RSV prevention: A new era for infant protection

Globally, RSV causes millions of respiratory infections each year and is responsible for a large proportion of hospitalizations and deaths among children under five years, with the highest risk concentrated in infants under six months. The disease burden is especially pronounced in low- and middle-income regions, where limited access to healthcare and seasonal surges place substantial strain on pediatric services. Although most of severe cases occur in healthy infants, prevention options have traditionally been restricted to high-risk groups. Recent advances in maternal vaccines and long-acting monoclonal antibodies have broadened the scope of RSV prevention, but questions remain regarding optimal timing, safety, duration of protection, and real-world implementation. Based on these challenges, there is a clear need for comprehensive research into integrated RSV immunoprevention strategies.

In November 2025, the Mexican Association of Pediatrics, in collaboration with a multidisciplinary national panel comprising pediatricians, neonatologists, infectious disease specialists, and obstetric experts, published (DOI: 10.1007/s12519-025-00997-1) a comprehensive position statement in World Journal of Pediatrics. The document synthesizes clinical trials, real-world effectiveness studies, and international policy experience to evaluate maternal RSV vaccination during pregnancy and passive immunization of infants using long-acting monoclonal antibodies. By systematically addressing efficacy, safety, optimal timing, and implementation challenges, the statement provides evidence-based guidance aimed at reducing severe RSV disease and hospitalization in infants across Latin America.

The consensus systematically reviewed evidence from randomized clinical trials, observational studies, and real-world program data to assess two principal RSV prevention strategies. First, maternal immunization with a prefusion F protein RSV vaccine demonstrated high efficacy in preventing severe RSV-related lower respiratory tract infections in infants during the first six months of life. Clinical trials reported protection exceeding 80% during the first three months, with sustained benefit up to six months, supported by efficient transplacental antibody transfer in late pregnancy. Large real-world studies further confirmed substantial reductions in infant hospitalizations and severe disease.

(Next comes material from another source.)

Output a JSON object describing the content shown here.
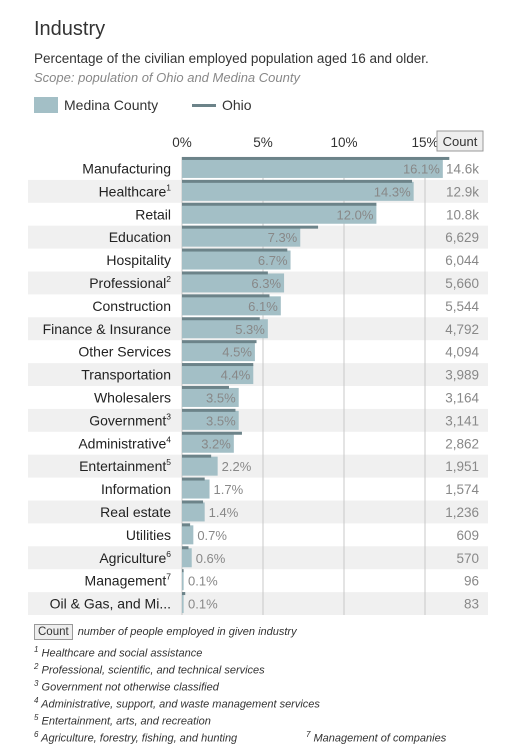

Second, the long-acting monoclonal antibody nirsevimab provided direct passive immunity to infants, achieving 75%-85% effectiveness against RSV hospitalizations across diverse populations, including healthy term and preterm infants. Evidence indicated that a single dose was sufficient to cover an entire RSV season, with favorable safety profiles and significant reductions in intensive care admissions.

Importantly, the analysis clarified that routine coadministration of maternal vaccination and monoclonal antibodies is generally unnecessary, except in specific circumstances where antibody transfer may be compromised. Together, these findings support flexible, evidence-based prevention pathways that can be adapted to local epidemiology, healthcare capacity, and economic considerations.

According to the expert panel, RSV prevention has entered a transformative phase. "For the first time, we have robust tools capable of protecting infants during their most vulnerable months," the authors note. They emphasize that both maternal vaccination and long-acting monoclonal antibodies demonstrate strong benefit-risk profiles when used appropriately. The experts highlight that aligning immunization timing with biological mechanisms of antibody transfer is critical, and that prevention strategies must remain adaptable to national healthcare realities to achieve maximum public health impact.

These findings have significant implications for both public health policy and clinical practice. The implementing maternal RSV vaccination or infant monoclonal antibody programs can markedly reduce hospital admissions, healthcare costs, and infant mortality associated with RSV. The evidence supports prioritizing prevention in the first six months of life, when disease severity is greatest. In middle-income regions, maternal vaccination may offer a particularly feasible and cost-effective approach, while monoclonal antibodies provide an essential alternative for infants who miss prenatal protection. Together, these strategies offer a scalable pathway toward reducing the global burden of RSV and strengthening early-life respiratory health.